Considered one of the foremost artists and sculptors of the early-twentieth century, Libero Andreotti was born in Pescia in 1875. His sculptures and paintings are part of public and private art collections across the world.

To celebrate their homegrown, international talent, the town of Pescia opened a museum in 1992 which offered an interesting itinerary through Andreotti’s plaster artworks, which he had made to then be translated into bronze or marble. Cast along traditional ideas of beauty, these models can seem rather academic in style, but nonetheless illustrate a heightened sense of naturalness which runs through much of Andreotti’s work. The main themes of his art are here, moving between labour and pain, joy and enjoyment.
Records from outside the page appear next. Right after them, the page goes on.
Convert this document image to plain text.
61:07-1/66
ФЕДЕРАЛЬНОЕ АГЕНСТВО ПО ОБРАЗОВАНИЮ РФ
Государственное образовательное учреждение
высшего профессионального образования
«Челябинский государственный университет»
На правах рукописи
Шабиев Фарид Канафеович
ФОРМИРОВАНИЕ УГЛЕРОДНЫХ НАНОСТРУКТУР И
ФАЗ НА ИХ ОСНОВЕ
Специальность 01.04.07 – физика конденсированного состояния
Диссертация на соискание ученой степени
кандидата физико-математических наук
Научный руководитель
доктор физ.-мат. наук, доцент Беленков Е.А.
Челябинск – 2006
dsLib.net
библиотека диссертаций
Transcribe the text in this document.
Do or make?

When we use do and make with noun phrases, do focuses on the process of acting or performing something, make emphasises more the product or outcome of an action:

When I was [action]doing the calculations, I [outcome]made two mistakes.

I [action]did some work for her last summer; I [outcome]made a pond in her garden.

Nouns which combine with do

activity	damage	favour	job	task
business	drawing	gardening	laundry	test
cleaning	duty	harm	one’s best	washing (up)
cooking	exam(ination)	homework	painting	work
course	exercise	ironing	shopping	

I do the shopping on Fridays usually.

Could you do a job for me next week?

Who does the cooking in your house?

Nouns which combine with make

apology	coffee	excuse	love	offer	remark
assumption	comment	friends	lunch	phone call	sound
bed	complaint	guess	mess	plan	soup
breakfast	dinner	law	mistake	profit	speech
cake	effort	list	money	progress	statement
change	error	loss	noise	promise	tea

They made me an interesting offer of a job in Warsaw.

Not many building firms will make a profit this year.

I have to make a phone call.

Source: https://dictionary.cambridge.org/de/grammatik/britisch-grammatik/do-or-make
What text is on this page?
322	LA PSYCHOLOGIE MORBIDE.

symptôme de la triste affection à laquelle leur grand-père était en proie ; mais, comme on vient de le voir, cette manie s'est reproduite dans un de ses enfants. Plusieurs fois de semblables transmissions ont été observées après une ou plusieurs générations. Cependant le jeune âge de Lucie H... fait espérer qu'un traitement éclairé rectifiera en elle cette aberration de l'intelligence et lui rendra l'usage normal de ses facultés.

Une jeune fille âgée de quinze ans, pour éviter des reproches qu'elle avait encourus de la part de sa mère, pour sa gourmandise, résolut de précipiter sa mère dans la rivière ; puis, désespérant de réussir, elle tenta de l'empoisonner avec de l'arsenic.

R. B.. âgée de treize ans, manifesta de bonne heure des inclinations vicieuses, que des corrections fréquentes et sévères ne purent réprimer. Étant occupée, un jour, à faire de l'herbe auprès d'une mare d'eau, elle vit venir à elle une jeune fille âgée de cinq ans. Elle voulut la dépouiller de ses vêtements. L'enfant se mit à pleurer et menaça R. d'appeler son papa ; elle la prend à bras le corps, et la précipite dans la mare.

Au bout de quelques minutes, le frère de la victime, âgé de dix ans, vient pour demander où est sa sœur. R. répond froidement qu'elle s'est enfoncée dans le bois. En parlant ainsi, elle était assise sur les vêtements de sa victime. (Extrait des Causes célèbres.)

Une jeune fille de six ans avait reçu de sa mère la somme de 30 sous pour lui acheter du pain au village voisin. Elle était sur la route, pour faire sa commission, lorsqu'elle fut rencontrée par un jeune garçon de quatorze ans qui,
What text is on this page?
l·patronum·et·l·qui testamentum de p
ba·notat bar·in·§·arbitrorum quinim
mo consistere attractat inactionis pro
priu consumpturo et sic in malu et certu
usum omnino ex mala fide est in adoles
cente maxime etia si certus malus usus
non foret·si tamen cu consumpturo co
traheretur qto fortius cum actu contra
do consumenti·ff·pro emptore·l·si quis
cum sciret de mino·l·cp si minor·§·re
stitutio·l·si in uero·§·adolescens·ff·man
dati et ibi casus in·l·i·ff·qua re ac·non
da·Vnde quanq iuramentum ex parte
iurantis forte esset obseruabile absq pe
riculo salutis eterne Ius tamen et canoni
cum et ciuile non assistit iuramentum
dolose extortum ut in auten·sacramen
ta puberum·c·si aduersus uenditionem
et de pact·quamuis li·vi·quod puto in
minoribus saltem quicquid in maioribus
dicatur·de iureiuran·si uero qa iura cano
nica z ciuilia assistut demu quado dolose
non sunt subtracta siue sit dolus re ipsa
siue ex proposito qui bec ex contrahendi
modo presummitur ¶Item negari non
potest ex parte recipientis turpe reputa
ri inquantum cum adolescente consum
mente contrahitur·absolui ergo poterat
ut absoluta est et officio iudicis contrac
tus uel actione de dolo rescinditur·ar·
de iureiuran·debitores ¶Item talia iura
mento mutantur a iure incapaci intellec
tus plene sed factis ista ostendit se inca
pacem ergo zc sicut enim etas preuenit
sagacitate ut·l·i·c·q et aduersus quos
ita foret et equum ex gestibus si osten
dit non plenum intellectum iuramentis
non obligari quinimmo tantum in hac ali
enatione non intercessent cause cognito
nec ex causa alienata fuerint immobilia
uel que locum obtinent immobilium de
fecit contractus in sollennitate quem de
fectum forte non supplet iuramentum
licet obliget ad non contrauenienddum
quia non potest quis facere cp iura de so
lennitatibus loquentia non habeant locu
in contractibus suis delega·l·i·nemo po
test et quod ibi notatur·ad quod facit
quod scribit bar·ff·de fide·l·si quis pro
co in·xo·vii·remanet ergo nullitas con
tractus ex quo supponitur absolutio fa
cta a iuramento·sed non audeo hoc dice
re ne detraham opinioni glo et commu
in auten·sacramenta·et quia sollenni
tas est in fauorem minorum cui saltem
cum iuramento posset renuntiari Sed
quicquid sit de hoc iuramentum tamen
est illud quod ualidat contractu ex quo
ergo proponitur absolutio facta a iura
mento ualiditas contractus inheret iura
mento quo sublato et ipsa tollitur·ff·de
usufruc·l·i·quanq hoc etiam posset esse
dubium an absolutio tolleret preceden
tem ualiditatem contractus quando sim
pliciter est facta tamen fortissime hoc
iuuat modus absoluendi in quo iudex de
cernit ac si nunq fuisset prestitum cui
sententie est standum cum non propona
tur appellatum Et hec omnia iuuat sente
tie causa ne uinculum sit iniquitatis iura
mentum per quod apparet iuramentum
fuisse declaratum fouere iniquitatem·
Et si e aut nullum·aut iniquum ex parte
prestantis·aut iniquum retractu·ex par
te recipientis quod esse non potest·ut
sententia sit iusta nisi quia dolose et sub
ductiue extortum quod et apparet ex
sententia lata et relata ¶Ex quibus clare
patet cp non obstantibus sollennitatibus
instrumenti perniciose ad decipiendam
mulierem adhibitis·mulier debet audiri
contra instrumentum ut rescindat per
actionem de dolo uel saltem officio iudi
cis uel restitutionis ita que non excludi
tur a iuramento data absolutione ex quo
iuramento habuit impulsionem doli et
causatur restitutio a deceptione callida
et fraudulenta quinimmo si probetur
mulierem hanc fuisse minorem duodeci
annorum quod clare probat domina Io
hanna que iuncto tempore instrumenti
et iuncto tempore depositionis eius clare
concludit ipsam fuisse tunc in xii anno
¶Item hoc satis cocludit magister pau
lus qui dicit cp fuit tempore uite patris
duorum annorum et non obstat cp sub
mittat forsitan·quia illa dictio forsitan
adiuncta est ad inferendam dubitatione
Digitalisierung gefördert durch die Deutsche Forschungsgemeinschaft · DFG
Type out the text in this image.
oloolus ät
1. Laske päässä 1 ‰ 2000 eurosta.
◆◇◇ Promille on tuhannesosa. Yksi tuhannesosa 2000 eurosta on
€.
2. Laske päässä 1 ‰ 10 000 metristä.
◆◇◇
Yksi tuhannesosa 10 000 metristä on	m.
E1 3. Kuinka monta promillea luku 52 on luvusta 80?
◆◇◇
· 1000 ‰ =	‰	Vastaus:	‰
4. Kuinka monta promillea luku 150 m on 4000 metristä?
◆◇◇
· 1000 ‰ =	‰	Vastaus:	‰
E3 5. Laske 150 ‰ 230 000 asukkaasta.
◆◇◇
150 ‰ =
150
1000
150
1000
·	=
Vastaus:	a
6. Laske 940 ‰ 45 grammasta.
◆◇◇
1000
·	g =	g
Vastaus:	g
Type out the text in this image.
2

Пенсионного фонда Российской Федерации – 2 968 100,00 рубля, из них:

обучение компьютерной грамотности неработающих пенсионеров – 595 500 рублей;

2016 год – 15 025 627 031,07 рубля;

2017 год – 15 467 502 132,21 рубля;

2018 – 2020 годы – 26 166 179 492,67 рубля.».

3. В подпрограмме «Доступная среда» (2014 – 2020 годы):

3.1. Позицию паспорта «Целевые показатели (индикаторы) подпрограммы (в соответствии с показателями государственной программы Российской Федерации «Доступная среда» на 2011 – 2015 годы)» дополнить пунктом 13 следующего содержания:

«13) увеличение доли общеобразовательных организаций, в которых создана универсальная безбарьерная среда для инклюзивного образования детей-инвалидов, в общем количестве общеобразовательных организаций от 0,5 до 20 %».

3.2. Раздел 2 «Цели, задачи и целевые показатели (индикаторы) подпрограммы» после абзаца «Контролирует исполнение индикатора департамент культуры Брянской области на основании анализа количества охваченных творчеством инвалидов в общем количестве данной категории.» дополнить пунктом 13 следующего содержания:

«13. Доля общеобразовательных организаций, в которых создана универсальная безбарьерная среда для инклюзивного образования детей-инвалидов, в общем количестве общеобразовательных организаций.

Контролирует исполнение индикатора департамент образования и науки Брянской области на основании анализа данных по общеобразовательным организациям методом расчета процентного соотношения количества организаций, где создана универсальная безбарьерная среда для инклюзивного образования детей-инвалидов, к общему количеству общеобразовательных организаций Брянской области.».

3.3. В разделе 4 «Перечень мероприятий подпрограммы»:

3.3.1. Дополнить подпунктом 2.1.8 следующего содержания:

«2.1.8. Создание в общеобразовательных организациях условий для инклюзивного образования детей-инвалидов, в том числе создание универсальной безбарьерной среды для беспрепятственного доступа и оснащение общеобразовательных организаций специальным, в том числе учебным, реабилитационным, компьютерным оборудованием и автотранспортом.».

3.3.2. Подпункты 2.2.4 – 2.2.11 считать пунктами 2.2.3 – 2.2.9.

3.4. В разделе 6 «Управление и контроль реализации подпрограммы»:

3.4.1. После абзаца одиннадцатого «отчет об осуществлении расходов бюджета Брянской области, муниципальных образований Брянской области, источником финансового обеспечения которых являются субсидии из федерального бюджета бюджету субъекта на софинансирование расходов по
On the first floor of the museum are Andreotti’s monumental works, while on the second a handful of his more formal works are showcased. Among these is the ‘Le nouveau né’, where two hands hold up a newborn child, symbol of life and the first step in the human story; as well as the “Danzatrice con la Maschera di Medusa” (‘A dancer with the mask of Medusa’), which is a synthesis of movement that does not exasperate the lines and composition. The Gipsoteca is located in the Palagio, the ancient seat of the Podestà, part of which dates back to the 13th century. After being rebuilt in the fifteenth, on account of a change in its function, it underwent a number of renovations between the seventeenth and twentieth centuries, which turned it into a suitable museum space.